Advantage plans have excelled at filling in the gaps of the a la carte medicine of traditional Medicare, contracting with doctors and hospitals to coordinate care and improve quality and covering items such as vision, hearing and management of chronic illness. If seniors in Advantage lose this coverage because of the 14% or 15% budget cut that Mr. Obama favors, well, that's "waste and abuse."

Mr. Obama did also promise to create "an independent commission of doctors and medical experts charged with identifying more waste in the years ahead." That kind of board is precisely what has many of the elderly worried about government rationing of treatment: As ever-more health costs are financed by taxpayers, something will eventually have to give on care the way it has in every other state-run system.

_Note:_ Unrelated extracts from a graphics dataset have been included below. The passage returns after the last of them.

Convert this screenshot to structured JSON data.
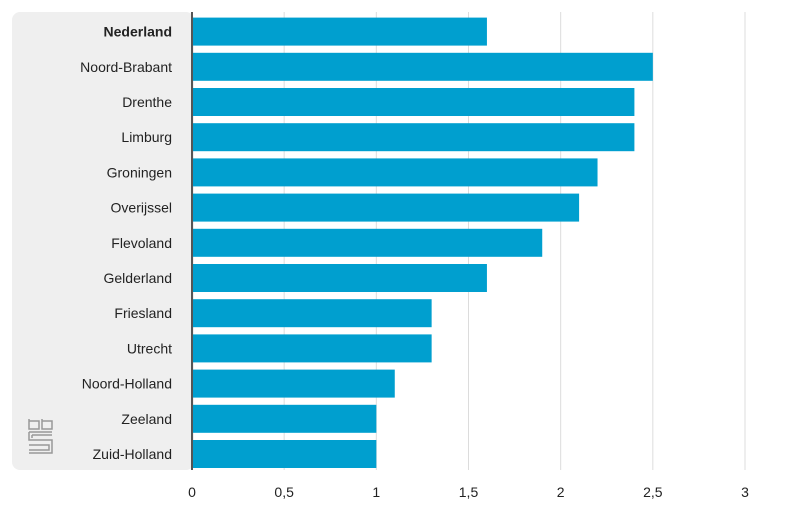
{
  "chart_data": {
    "type": "bar",
    "orientation": "horizontal",
    "categories": [
      "Nederland",
      "Noord-Brabant",
      "Drenthe",
      "Limburg",
      "Groningen",
      "Overijssel",
      "Flevoland",
      "Gelderland",
      "Friesland",
      "Utrecht",
      "Noord-Holland",
      "Zeeland",
      "Zuid-Holland"
    ],
    "highlighted_category": "Nederland",
    "values": [
      1.6,
      2.5,
      2.4,
      2.4,
      2.2,
      2.1,
      1.9,
      1.6,
      1.3,
      1.3,
      1.1,
      1.0,
      1.0
    ],
    "xlim": [
      0,
      3
    ],
    "xticks": [
      "0",
      "0,5",
      "1",
      "1,5",
      "2",
      "2,5",
      "3"
    ],
    "grid": true,
    "bar_color": "#009fcf",
    "logo": "cbs"
  }
}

But Mr. Obama told seniors not to pay attention to "those scary stories about how your benefits will be cut, especially since some of the folks who are spreading these tall tales have fought against Medicare in the past and just this year supported a budget that would essentially have turned Medicare into a privatized voucher program."

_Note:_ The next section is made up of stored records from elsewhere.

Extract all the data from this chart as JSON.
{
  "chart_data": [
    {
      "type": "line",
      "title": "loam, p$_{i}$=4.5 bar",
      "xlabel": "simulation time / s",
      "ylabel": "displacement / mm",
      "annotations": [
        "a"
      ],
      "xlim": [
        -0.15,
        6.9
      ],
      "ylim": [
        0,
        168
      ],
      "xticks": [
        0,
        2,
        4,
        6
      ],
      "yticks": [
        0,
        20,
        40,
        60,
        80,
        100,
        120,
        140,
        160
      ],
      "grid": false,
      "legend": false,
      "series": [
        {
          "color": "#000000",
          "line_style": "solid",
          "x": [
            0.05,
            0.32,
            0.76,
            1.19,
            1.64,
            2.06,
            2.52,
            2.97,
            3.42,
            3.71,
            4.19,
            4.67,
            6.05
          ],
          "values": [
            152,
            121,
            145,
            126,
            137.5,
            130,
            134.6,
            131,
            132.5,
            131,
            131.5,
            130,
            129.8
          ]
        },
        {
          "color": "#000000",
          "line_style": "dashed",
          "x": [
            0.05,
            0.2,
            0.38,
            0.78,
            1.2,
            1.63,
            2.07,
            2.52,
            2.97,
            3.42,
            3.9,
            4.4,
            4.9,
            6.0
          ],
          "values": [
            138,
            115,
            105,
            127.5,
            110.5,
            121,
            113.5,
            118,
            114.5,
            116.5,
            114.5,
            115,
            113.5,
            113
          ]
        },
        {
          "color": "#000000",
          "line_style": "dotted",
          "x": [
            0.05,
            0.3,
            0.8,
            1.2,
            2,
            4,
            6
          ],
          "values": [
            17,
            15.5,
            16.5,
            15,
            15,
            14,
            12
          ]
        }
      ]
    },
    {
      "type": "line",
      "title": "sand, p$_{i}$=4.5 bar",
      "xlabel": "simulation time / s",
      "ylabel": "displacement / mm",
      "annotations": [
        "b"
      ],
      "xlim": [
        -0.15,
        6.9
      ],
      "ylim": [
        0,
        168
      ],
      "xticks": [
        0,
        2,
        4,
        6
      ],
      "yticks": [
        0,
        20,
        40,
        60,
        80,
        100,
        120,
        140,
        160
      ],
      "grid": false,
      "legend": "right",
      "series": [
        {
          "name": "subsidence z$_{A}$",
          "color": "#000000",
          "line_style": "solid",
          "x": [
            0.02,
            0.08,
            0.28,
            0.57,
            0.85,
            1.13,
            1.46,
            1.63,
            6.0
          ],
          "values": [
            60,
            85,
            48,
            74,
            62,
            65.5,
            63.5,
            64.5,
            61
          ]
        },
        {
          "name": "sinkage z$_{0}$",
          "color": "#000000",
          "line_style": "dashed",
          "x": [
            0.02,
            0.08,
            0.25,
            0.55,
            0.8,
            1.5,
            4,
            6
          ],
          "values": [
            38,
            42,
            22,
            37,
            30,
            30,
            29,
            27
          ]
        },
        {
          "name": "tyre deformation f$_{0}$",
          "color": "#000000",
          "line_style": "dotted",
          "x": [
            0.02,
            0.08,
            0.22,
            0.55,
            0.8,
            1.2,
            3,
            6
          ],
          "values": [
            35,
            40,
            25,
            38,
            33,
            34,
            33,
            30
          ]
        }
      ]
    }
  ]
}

This is a partisan swipe at one of the best GOP ideas to rationalize the federal budget, despite Mr. Obama's accusations that his opponents want to do "nothing." This reform would get Medicare out of the business of spending one out of five U.S. health dollars, and instead give the money directly to seniors to buy insurance to encourage them to be more conscious of cost and value within a limited budget. Democrats would rather have seniors dance to decisions made by his unelected "commission of doctors and medical experts."

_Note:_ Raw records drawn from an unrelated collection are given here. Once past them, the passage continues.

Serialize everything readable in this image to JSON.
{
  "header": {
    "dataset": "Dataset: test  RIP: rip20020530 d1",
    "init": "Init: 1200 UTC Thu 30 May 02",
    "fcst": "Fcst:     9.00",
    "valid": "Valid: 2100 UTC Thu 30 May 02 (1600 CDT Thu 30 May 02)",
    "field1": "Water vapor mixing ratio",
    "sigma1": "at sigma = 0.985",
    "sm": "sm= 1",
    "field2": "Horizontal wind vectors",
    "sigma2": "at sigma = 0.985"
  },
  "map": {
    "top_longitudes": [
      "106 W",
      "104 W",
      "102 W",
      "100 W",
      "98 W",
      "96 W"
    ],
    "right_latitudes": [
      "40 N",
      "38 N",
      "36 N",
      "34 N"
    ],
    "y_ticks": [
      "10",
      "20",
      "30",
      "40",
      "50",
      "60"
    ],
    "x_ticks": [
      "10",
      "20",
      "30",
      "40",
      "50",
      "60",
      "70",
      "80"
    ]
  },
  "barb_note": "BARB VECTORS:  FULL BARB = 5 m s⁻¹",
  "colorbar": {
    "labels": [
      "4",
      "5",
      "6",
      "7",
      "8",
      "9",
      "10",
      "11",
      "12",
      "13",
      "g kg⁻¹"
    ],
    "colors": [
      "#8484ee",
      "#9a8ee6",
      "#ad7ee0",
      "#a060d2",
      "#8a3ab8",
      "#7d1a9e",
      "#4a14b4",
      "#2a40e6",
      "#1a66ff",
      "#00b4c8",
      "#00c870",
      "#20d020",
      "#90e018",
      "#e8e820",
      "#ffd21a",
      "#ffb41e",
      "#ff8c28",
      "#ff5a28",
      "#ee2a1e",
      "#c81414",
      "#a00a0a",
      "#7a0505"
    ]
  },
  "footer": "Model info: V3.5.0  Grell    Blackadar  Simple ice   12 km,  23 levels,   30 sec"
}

Mr. Obama also called for "civility" in debate even as he calls the arguments of his critics "lies." So in the spirit of civility, we won't accuse the President of lying about Medicare. We'll just say his claims bear little relation to anything true.

Razgovory

I've given it serious thought. I must scorn the ways of my family, and seek a Japanese woman to yield me my progeny. He shall live in the lands of the east, and be well tutored in his sacred trust to weave the best traditions of Japan and the Sacred South together, until such time as he (or, indeed his house, which will periodically require infusion of both Southern and Japanese bloodlines of note) can deliver to the South it's independence, either in this world or in space.  -Lettow April of 2011

Raz is right. -MadImmortalMan March of 2017

KRonn

As most of us realize, this whole issue of Health Care reform has been handled badly. The Obama admin bungled it, contradicted itself too often, said things that didn't add up enough which began to lose it a lot of support. Much of that was due to the vagueness and huge manner of the bill in the first place. Few of those who would be voting on it had a clue what it was about, certainly had no grasp of the details. The Repubs did just as badly with the scare tactics, disinformation, like with the death panels and other obstructionism. But the main problems in my opinion have been the poor handling of a bad bill, way over priced, poorly defined bill that the original bill certainly was. And there was a mad scramble to ram it through! That outraged a lot of people and did a lot of harm to the process. The original idea was a government take over, a huge and expensive plan. While Pres Obama was talking about the needs for it to save costs, just the opposite seemed to be happening. The plans being proposed at first also had legislators scrambling for ways to pay for it. Which led to another question of who has been running things anyway?